“Right.” Will fired six EE rounds into the jungle then hurriedly detached his backpack and tossed it over. He was back watching the abused trees before it reached her.
She ordered her communications block to open a channel to Ralph Hiltch, then turned the backpack seal’s catch and fumbled around inside. Instead of the subliminal digital bleep that signalled the block was interfacing with the geosynchronous platform, all she heard was a monotonous buzz.

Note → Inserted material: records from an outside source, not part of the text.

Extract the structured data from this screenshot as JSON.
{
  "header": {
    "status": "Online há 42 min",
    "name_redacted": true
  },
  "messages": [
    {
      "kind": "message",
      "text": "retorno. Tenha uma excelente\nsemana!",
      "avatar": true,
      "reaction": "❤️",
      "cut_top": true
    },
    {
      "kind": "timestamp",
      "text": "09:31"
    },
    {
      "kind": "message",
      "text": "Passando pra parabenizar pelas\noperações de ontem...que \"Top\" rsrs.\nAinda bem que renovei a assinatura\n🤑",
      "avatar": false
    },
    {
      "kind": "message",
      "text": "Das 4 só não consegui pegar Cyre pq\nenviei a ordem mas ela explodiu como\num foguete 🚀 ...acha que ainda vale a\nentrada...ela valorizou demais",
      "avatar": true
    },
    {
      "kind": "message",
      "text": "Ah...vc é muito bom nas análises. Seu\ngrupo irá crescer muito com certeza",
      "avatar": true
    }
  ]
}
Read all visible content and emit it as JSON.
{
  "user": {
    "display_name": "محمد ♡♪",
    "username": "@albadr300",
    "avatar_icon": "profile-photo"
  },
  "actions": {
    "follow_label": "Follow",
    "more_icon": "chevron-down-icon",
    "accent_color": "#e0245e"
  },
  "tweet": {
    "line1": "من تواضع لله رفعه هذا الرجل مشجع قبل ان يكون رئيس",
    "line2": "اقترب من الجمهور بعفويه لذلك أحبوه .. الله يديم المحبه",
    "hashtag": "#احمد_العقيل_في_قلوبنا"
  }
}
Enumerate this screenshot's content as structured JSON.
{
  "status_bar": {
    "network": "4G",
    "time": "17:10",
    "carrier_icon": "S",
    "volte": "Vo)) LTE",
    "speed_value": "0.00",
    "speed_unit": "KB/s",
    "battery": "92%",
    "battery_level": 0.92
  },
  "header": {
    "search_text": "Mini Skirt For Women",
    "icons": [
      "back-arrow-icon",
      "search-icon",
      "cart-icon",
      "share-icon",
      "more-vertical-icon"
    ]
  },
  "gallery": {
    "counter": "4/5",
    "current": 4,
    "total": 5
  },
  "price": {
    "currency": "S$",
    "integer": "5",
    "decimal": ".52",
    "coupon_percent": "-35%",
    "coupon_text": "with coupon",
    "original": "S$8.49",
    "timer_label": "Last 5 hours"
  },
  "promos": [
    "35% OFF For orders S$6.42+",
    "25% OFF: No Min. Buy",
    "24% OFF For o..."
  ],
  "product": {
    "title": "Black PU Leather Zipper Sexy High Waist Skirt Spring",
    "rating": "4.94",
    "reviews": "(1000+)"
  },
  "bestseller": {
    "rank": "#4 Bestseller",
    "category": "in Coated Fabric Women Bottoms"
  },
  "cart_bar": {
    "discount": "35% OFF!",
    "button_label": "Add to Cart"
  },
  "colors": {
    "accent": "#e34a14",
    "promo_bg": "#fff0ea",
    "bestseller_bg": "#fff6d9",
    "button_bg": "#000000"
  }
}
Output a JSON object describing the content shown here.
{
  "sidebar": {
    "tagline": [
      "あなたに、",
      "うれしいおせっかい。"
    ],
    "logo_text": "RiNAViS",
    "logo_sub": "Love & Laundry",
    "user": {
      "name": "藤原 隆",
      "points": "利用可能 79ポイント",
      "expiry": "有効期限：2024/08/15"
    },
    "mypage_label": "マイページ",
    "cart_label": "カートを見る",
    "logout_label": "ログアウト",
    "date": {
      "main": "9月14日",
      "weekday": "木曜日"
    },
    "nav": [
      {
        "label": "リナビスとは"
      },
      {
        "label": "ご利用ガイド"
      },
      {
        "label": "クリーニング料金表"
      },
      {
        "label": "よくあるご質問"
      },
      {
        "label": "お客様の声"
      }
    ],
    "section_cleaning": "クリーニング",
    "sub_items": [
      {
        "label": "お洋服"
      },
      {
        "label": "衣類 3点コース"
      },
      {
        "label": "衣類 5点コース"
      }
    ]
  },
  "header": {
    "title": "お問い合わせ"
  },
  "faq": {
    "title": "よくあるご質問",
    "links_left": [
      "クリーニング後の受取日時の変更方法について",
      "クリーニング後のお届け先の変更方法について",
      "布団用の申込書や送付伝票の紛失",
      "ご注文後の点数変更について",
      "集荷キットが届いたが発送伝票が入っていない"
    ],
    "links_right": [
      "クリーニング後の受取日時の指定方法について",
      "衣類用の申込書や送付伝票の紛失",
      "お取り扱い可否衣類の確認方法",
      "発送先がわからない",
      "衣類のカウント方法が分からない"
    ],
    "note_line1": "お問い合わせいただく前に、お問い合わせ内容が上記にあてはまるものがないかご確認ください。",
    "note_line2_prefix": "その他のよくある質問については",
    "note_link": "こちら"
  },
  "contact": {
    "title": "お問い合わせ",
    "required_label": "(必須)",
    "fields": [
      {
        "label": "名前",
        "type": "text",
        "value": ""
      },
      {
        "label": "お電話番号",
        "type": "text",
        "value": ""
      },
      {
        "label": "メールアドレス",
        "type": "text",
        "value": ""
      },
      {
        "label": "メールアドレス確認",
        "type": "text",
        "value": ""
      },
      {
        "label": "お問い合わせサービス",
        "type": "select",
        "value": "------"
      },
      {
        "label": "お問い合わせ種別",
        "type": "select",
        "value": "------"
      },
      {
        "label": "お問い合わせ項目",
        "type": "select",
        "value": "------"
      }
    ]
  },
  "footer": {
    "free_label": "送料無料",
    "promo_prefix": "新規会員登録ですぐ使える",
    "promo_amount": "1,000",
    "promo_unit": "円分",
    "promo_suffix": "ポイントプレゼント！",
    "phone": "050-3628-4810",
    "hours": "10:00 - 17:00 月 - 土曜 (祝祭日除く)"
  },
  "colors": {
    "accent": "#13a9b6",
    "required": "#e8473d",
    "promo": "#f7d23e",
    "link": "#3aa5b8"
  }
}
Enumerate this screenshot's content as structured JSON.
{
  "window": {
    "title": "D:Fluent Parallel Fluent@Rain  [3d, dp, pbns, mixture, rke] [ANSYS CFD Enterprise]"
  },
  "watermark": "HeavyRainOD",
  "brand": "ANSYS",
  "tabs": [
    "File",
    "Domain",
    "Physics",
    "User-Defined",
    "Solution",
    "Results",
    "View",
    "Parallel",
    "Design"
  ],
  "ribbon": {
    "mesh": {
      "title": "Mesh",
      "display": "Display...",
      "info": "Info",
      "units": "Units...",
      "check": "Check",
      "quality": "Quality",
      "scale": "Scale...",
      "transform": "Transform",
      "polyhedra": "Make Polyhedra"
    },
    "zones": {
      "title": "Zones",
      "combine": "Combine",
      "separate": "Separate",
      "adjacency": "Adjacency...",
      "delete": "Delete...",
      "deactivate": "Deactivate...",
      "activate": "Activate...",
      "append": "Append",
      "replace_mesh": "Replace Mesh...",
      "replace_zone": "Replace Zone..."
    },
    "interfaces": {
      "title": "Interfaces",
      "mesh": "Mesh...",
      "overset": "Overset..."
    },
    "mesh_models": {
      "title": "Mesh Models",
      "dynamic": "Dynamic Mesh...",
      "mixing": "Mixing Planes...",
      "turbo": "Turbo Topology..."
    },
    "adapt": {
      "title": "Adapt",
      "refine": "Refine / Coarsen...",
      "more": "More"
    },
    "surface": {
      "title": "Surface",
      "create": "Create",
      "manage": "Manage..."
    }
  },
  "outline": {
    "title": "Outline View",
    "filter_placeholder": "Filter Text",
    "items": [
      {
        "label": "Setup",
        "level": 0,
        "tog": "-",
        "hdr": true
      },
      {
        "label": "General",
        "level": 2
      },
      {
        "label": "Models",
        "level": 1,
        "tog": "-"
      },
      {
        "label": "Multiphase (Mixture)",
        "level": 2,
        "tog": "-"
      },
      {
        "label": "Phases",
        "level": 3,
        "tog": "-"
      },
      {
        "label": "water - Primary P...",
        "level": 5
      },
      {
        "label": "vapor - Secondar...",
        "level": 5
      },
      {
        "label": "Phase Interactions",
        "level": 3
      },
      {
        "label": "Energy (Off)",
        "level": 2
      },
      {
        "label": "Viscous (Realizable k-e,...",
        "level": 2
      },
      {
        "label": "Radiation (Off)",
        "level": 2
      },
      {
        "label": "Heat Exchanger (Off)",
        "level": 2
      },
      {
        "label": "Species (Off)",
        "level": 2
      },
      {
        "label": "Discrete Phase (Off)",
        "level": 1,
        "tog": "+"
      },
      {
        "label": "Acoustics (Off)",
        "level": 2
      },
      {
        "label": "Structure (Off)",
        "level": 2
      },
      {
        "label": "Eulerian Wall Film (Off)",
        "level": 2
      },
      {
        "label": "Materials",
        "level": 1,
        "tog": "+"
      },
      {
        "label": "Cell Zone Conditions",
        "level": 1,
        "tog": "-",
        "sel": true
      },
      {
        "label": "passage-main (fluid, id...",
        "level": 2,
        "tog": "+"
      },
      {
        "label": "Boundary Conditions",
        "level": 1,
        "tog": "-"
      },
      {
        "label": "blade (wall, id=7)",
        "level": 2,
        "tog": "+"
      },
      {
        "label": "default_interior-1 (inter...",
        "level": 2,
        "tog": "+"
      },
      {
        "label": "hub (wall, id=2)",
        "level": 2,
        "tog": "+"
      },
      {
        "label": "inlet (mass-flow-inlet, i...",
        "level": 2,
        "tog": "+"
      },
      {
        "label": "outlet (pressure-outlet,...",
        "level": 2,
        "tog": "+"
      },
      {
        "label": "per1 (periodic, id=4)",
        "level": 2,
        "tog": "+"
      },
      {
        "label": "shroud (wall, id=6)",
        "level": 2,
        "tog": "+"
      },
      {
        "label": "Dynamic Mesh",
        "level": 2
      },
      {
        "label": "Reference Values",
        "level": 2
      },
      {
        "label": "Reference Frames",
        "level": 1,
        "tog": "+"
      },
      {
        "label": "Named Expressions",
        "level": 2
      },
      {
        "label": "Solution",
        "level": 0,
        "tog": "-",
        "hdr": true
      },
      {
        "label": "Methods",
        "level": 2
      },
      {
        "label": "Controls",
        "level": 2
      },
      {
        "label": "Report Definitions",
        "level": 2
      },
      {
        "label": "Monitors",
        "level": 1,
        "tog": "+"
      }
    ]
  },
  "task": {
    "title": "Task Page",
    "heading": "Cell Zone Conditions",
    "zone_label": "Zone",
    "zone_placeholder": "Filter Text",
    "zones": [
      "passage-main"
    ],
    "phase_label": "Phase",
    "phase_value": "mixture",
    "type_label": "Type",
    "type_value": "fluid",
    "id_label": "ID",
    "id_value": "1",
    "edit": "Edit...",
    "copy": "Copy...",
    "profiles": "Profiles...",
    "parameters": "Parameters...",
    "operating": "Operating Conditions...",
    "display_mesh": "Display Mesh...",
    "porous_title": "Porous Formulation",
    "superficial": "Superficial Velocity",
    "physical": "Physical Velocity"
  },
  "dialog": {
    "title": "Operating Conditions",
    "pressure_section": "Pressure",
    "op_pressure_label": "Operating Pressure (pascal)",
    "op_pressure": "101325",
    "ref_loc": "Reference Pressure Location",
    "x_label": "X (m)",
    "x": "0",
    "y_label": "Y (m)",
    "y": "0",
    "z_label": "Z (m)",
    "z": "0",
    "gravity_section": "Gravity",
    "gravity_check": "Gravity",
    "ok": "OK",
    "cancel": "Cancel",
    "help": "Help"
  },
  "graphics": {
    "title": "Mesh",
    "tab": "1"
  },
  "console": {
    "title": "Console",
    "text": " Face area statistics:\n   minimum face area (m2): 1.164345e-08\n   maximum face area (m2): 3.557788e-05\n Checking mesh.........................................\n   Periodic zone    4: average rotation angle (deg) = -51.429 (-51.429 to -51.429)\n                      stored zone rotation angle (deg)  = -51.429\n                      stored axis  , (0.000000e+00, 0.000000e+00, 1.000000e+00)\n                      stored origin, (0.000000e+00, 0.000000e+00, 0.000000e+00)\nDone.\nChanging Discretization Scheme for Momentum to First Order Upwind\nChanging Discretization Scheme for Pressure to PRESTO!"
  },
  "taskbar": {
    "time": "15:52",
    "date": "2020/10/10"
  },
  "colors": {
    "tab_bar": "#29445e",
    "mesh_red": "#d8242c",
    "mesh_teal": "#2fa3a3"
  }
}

“Will, Dean, open a channel to the geosync platform, maybe a combined broadcast will get through.” She picked up her TIP carbine, and pointed it at Gerald Skibbow, who was squatting sullenly beside a swath of vines four metres away. “And you, if I think you are part of the jamming effort, I will start a little experiment to see exactly how much thermal energy you can fight off. You got me, Mr. Skibbow? Is this message getting through the electronic warfare barrier?”
The communication block reported the channel to the embassy was open.
“What’s happening?” Ralph Hiltch asked.
“Trouble—” Jenny broke off to hiss loudly. The medical nanonic package was contracting round her left leg, it felt as though a thousand acid-tipped needles were jabbing into the roasted gouges as the furry inner surface knitted with her flesh. She had to order the neural nanonics to block all the nerve impulses. Her legs went completely numb, lacking even the heavy vacuum feeling of chemical anaesthetics. “Boss, I hope that fall-back scheme of yours works. Because we need it pretty badly. Now, boss.”
“OK, Jenny. I’m putting it in motion. ETA fifteen minutes, can you hang on that long?”
“No problem,” Will said. He sounded indecently cheerful.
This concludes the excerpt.